One concern of many business owners is how to transfer their business to the next generation of family members in the most tax-efficient manner. For some owners, use of a charitable remainder trust (CRT), in tandem with an irrevocable life insurance trust (ILIT), will provide the perfect business transfer approach.
To begin, the successor owner(s) must own a small percent of stock in the business before the CRT transaction occurs. The business owner transfers his or her stock to a CRT in return for a lifetime income. The business owner determines income paid by the trust when the trust is created.
The business then buys back, or redeems, the stock from the CRT with cash or, in some states, with a note. After the redemption, the former minority owners are now 100% owners of the business.
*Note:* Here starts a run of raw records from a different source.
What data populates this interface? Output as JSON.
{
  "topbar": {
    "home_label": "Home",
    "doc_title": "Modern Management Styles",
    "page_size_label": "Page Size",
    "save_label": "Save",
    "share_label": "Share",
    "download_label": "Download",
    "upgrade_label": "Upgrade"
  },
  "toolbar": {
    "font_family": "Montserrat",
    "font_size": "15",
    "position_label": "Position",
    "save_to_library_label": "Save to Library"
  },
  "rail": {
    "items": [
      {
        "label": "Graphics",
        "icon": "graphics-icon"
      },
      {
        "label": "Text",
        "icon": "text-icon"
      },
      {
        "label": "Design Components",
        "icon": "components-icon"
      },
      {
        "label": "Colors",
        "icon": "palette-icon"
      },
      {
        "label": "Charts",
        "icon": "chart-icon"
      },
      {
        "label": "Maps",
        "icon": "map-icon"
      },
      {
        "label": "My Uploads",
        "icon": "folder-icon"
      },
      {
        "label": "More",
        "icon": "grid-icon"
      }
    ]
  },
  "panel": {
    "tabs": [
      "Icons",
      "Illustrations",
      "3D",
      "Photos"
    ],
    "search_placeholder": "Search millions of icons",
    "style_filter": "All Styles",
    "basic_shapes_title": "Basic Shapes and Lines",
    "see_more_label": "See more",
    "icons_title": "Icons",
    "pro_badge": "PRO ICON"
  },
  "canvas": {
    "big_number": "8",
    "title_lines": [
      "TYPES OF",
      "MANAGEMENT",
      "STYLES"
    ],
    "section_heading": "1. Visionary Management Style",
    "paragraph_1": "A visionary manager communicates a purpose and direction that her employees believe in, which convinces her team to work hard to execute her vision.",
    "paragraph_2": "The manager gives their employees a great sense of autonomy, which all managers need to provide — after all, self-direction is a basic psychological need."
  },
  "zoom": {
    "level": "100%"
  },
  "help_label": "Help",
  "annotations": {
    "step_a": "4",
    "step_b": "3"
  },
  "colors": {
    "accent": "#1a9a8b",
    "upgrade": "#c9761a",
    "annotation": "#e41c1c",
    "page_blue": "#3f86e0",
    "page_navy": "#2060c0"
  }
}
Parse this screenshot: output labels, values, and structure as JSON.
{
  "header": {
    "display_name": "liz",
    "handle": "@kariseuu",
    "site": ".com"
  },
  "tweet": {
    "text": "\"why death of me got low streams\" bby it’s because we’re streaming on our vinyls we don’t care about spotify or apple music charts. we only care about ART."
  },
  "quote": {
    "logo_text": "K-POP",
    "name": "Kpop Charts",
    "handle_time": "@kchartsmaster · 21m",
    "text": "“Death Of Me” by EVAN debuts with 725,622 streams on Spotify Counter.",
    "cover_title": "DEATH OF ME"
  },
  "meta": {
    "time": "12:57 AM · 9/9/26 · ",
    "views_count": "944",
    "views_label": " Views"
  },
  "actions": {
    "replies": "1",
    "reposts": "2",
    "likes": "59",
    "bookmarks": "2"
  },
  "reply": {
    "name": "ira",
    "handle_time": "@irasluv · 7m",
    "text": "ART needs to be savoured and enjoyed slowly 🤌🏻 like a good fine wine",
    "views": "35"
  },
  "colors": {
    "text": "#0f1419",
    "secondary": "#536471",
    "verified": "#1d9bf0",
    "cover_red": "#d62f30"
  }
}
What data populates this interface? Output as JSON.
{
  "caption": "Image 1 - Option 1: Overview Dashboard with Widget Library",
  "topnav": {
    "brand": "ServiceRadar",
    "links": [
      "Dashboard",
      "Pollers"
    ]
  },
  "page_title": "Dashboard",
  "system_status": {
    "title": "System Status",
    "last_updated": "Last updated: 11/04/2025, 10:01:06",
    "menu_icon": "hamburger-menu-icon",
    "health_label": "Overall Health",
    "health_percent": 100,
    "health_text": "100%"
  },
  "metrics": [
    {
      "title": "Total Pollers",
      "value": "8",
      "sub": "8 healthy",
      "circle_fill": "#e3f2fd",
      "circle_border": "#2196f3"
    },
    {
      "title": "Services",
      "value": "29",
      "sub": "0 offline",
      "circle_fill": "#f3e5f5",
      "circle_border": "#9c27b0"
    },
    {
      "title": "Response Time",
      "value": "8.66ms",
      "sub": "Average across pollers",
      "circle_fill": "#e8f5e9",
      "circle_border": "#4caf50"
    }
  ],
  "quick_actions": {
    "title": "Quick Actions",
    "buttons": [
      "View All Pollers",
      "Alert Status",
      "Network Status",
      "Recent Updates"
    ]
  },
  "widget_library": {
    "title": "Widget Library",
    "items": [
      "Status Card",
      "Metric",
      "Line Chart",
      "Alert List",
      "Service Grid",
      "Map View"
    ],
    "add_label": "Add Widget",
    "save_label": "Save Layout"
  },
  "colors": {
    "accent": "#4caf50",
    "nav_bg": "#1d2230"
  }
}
An ILIT, sometimes referred to as a “wealth replacement trust,” is created and funded with a life insurance policy to replace the value of the parents business interest gifted to the CRT. Using Crummey gifting procedures, payments from the CRT to the parents may be used as a source of funding for premiums for the ILIT. The death benefit in the ILIT replaces the value of the business interest in the parents estate and passes to the children whenever the trust terminates.
When the stock is gifted to the CRT, the business owner gets an immediate income tax deduction for a charitable contribution on his or her personal tax return. This deduction is equal to the value of the remainder interest in the CRT.
This deduction is subject to the appropriate annual limitation for charitable contributions, typically 30% of adjusted gross income for capital gain property. Any unused charitable deduction can be carried forward for five years.
When the CRT sells the stock back to the business, it pays no taxes on the transaction because it is a tax-exempt entity. Portions of each payment from the CRT to the former business owner may be taxed as: (1) ordinary income; (2) capital gains (at 15% through 2008); (3) tax-exempt income; or (4) tax-free return of basis.
With proper planning, the largest portion of the payment could be taxed as a capital gain. Using a CRT in this manner will spread capital gain taxation over the payment period, similar to an installment sale.
Transfer of the business interest to the CRT reduces the value of the business owners and spouses taxable estate, thereby producing estate tax savings. Life insurance proceeds in the ILIT will also be kept out of parents taxable estates, passing tax-free to children as pre-determined by terms of the trust.